In many primary biopsy samples with elevated expression of p53, there were other histological features indicative of a low degree of tumor differentiation and unfavorable outcome (Figure 3b). A statistically significant but weak correlation between p53 expression and the Gleason score risk group (r=0.40, p=0.024) was established. Nevertheless, in some cases with recurrent PC, hyperexpression was observed in the cells of a moderately differentiated adenocarcinoma (Figure 3c).
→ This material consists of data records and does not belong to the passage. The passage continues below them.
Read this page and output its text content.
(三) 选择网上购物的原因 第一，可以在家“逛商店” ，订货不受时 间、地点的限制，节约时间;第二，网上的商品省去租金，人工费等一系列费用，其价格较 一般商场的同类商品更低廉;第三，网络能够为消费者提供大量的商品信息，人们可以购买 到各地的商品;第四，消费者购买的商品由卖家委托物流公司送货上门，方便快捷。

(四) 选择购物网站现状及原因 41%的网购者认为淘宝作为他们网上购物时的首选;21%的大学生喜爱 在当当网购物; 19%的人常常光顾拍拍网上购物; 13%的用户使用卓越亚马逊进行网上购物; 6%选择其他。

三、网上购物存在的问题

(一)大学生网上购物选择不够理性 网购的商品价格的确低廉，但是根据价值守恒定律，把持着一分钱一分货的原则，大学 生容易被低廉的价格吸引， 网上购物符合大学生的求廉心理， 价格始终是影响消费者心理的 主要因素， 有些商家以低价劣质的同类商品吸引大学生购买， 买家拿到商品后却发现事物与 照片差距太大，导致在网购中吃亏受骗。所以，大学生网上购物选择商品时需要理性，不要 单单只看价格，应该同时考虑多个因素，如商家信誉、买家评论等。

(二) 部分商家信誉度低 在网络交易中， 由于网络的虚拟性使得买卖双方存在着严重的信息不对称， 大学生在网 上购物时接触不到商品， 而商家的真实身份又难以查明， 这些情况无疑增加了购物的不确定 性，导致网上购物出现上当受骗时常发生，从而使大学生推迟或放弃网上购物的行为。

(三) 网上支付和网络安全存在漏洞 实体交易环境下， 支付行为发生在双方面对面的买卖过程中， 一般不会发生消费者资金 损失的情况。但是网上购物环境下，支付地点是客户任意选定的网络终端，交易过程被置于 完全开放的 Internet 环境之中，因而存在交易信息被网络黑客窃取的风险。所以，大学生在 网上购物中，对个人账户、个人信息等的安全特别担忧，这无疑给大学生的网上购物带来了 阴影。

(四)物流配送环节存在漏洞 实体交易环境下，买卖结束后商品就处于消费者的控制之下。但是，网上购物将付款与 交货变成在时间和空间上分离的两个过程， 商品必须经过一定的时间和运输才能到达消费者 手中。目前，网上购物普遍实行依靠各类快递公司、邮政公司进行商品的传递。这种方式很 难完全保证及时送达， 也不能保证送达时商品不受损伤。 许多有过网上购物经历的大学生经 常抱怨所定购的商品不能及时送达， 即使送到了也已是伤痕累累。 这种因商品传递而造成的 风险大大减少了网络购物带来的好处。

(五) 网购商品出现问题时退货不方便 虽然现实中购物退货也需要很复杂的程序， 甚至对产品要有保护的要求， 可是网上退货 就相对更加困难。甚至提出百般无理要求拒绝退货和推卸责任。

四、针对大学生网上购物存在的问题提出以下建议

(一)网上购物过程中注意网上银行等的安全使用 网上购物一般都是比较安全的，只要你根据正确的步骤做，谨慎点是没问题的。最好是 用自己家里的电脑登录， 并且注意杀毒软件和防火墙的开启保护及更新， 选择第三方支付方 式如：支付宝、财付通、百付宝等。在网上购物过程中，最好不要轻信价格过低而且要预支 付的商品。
This might indicate that in certain cases, this marker could have an independent significance for prognosis and selecting the treatment options.

The p53 protein expression in the foci of precursor changes (PIA, PIN) suggests that the loss of p53 gene function may be an early event in PC carcinogenesis [15]. A weakly positive reaction does not necessarily indicate the presence of a mutation [11]. Still, in a number of studies using combination of laser microdissection, sequencing, and hybridization in situ the increased level of TP53 mutations and chromosome instability in HGPIN foci was shown [12].


Characteristics of the tumor, in particular, its volume and malignant potential, are significant factors that determine the probability of tumor cells survival after the exposure of prostatic tissue to high-intensity focused ultrasound.

The study results suggest that the increased rate of local progression after HIFU treatment of localized PC is associated with the prevalence of less differentiated forms of adenocarcinoma (Gleason score 4+3, 8 and 9), the presence of cribriform structures in the primary biopsy samples, as well as with characteristics indicating a significant tumor volume such as the percentage of positive biopsy cores ≥ 40% (more than 4 cores from 12-point biopsy) and the percentage of tumor tissue in all specimens ≥ 10%. The fact that even a small content of cribriform elements might be associated with further development of local recurrence suggests the feasibility of taking special account of cribriform subtype to select patients with increased risk of local progression after HIFU therapy.

The demonstrated association between the abnormal expression of p53 protein and local recurrence confirms the significance of immunohistochemical evaluation of this marker as a factor of unfavorable prognosis for PC patients undergoing HIFU therapy.